Smartphones have penetrated just about every aspect of our lives, except when it comes to patient care, where HIPAA regulations make the technology problematic. Now, a new secure texting application is helping to change that.
Text messaging is simple. It’s quick, easy, and portable. But when applies to dentistry, “simple” isn’t enough. It also must be secure.
That’s where Awrel, a Boston-based tech startup, comes in. The company has launched a HIPAA-compliant texting application it hopes will streamline the workflow of America’s dental offices.
“We provide the opportunity for a very simple and cost effective method to communicate between sectors, and with laboratories,” says Arnold Rosen, DDS, MBA, Awrel and CEO. “If Tom Brady had used our texting application instead of using his phone system, this issue of them wanting and needing his phone would not have been important because there is no information that resides on the phone in a HIPAA compliant application.”
By Dentists, For Dentists
Rosen explains that the Awrel solution provides functionality to intuitively create custom platforms for individuals and groups to exchange and store information, images, and documents. As such, a dentist can benefit from specialty consultation at the point of patient care, or from real-time interaction with a technician creating an implant or cosmetic prosthesis.
“We’re increasing productivity from a quantitative and qualitative standpoint,” Rosen says.
For example, from a quantitative standpoint, texting is a method for communicating rapidly and in a simple manner. Rosen says the Awrel app combines this technology in an environment where groups can be formed and documents can be shared and stored.
“I might have a restorative dentist,” Rosen says. “Or I might have, as part of a multidisciplinary team, an orthodontist preparing something for implants. I may even engage a specialist from a dental device company, like an implant company. By having a texting environment to work in, there’s no delay in the speed of communication, which is something that people are anticipating these days. So from a quantitative standpoint you can compress time and increase access to information.”
From a qualitative perspective, Rosen points to the increase in digital dentistry that often requires dentists to view work in progress. He says that currently the majority of this work is being done in a non-HIPAA compliant manner through normal text messaging.
“For that reason, we have received a lot of interest from the laboratory industry, as well as dentists who communicate with labs,” he says. “Labs can work rapidly and not have interruptions in workflow.”
In addition to avoiding workflow interruptions, Rosen says the new application simplifies practice workflow. He recalls speaking with an oral surgeon who is part of a large surgical group. The group has been using a HIPAA-compliant email system, which lacks the simplicity of text messaging, to send x-rays and to communicate. As a result, staff is resistant to using the system because of its complexity.
But the new mobile and web app is not just a texting application. Rosen explains that it’s built on a business platform, and the plan going forward is to provide business solutions. This could come in the form of “smart forms” that facilitate the inputting of information that has to be sent to a lab.
“These will be resident and accessible as part of this texting environment,” he says.
Rosen points out that the platform the new application is built on includes connectivity to the internet, and the company plans to customize the application for use in a wide range of environments.

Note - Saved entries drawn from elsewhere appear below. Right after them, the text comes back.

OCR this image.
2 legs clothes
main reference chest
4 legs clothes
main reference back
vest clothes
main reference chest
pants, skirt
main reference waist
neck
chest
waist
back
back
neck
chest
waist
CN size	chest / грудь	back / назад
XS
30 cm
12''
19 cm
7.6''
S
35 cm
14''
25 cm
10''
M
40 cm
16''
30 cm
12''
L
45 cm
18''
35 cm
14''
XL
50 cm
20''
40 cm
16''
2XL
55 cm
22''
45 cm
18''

“This will provide an opportunity for a patient to have a tele-dental experience with their office,” he says. “That’s going to have significant value to the dental industry.”

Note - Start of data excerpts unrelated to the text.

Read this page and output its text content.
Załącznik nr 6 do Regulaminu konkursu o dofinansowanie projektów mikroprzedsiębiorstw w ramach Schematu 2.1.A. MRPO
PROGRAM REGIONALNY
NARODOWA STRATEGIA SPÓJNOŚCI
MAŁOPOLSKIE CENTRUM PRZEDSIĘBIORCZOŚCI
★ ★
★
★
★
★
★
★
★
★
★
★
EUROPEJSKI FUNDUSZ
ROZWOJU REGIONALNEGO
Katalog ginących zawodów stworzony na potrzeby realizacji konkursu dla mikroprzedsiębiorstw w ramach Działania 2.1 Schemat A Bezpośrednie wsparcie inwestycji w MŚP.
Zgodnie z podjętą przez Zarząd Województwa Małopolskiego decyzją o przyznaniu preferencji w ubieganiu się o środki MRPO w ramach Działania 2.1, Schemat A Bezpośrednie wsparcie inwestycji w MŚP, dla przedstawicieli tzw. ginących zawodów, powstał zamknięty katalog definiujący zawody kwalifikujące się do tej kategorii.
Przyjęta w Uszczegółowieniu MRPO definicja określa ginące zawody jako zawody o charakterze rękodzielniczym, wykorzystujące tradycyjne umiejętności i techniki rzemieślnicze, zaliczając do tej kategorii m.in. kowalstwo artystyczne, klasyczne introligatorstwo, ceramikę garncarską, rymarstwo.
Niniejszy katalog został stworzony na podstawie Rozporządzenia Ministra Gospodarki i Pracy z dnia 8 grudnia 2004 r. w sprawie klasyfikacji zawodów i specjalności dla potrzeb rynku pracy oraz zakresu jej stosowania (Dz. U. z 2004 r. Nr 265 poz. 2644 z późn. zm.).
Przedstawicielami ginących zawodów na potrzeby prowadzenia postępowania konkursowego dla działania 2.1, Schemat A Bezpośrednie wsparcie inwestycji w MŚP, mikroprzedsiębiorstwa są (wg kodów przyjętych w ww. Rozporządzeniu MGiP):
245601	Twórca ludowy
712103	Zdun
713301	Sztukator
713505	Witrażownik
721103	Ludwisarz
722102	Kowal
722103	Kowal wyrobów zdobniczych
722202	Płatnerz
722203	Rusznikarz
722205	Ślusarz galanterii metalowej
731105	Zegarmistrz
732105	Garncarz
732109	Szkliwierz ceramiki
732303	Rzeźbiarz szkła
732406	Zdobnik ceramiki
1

Rosen further illustrates the benefits to dentists as well as patients. If a patient has an emergency because he or she breaks a tooth, they can use the application to take a photo with their phone and communicate how they’ve been compromised, both functionally and aesthetically, to the dentist—who in turn can be more efficient and productive by having that information in advance.

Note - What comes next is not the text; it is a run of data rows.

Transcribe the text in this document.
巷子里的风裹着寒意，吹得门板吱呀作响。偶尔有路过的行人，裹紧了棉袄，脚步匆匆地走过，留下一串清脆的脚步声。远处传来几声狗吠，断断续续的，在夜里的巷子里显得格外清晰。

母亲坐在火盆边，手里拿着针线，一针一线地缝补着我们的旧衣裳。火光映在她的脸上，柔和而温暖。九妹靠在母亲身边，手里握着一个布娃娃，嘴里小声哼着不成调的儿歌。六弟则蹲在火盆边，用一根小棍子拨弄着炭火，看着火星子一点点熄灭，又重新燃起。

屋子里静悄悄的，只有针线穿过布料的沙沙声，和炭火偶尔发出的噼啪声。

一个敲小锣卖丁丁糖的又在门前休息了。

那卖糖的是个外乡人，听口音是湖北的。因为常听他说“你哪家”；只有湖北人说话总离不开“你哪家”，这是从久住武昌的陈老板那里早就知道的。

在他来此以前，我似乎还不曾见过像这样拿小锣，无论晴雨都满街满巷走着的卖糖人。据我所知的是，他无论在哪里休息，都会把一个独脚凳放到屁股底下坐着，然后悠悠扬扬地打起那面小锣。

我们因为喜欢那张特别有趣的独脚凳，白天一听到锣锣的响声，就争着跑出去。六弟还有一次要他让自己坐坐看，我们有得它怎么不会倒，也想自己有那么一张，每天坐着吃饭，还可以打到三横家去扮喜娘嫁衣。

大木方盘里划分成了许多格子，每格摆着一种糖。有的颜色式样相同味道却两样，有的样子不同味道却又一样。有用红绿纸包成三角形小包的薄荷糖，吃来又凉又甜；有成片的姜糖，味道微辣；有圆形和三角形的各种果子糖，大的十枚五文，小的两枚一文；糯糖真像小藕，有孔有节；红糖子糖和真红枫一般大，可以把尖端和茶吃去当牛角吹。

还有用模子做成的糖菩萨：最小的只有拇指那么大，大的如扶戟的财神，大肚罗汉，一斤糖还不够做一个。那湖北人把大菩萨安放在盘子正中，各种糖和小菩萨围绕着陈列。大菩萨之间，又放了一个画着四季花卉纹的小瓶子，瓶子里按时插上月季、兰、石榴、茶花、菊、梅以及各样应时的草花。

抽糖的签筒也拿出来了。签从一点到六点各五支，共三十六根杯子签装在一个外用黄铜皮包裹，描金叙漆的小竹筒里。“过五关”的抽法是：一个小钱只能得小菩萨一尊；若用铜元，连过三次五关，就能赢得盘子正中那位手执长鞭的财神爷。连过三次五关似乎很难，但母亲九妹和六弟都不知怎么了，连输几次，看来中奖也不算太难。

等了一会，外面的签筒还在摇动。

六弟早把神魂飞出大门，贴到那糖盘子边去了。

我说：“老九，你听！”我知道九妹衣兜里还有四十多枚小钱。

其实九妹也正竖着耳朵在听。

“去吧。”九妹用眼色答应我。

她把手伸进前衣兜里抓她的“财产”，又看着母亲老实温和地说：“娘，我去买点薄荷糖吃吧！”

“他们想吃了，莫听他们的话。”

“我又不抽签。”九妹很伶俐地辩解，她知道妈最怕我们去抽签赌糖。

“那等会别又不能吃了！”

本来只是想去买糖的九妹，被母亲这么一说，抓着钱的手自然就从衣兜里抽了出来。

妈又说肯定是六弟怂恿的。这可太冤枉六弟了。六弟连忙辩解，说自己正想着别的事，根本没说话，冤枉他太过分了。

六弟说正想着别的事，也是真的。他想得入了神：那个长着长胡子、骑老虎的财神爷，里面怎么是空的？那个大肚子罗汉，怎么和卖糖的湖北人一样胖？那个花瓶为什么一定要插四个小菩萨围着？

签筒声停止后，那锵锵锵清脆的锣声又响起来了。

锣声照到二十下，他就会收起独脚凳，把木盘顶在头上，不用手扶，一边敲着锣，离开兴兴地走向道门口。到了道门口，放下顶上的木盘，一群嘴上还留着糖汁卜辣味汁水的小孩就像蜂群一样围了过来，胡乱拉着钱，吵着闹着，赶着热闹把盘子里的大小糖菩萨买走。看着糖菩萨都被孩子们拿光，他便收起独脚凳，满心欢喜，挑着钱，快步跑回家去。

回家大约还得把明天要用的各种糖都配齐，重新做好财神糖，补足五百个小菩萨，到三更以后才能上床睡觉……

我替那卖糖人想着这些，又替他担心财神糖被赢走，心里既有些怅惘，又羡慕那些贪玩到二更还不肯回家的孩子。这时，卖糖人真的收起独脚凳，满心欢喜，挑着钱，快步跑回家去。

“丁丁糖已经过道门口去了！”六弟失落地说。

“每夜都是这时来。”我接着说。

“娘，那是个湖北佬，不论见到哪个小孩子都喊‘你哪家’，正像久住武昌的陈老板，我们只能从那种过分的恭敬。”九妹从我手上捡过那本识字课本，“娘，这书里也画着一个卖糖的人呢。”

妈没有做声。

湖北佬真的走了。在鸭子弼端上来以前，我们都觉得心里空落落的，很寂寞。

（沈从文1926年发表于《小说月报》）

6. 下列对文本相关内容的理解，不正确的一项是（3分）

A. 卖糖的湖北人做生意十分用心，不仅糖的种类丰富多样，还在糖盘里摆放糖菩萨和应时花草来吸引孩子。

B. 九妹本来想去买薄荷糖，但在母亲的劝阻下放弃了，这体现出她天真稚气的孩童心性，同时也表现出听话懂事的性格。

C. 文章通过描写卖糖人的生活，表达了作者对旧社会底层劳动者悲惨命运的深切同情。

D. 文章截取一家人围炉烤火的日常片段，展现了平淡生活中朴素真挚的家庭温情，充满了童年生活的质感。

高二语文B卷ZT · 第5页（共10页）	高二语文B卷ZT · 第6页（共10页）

Rosen says he lectures frequently, and when he does, he talks about opportunity cost. And it amazes him that his colleagues have no idea what opportunity cost is.
“Opportunity cost is something that applies to the clinician and it applies to the patient” Rosen says. “When the patient comes in, if we did not communicate rapidly, and work in progress with the lab doesn’t show up, I lose productivity, and the patient has lost productivity. So there’s this opportunity cost that is seldom recognized, but probably is the most erosive aspect of the economics of a dental practice.”
The Awrel application, which was developed by dental professionals for use across the dental industry, is available from the App Store for iPhone users, and from the Google Play Store for Android users.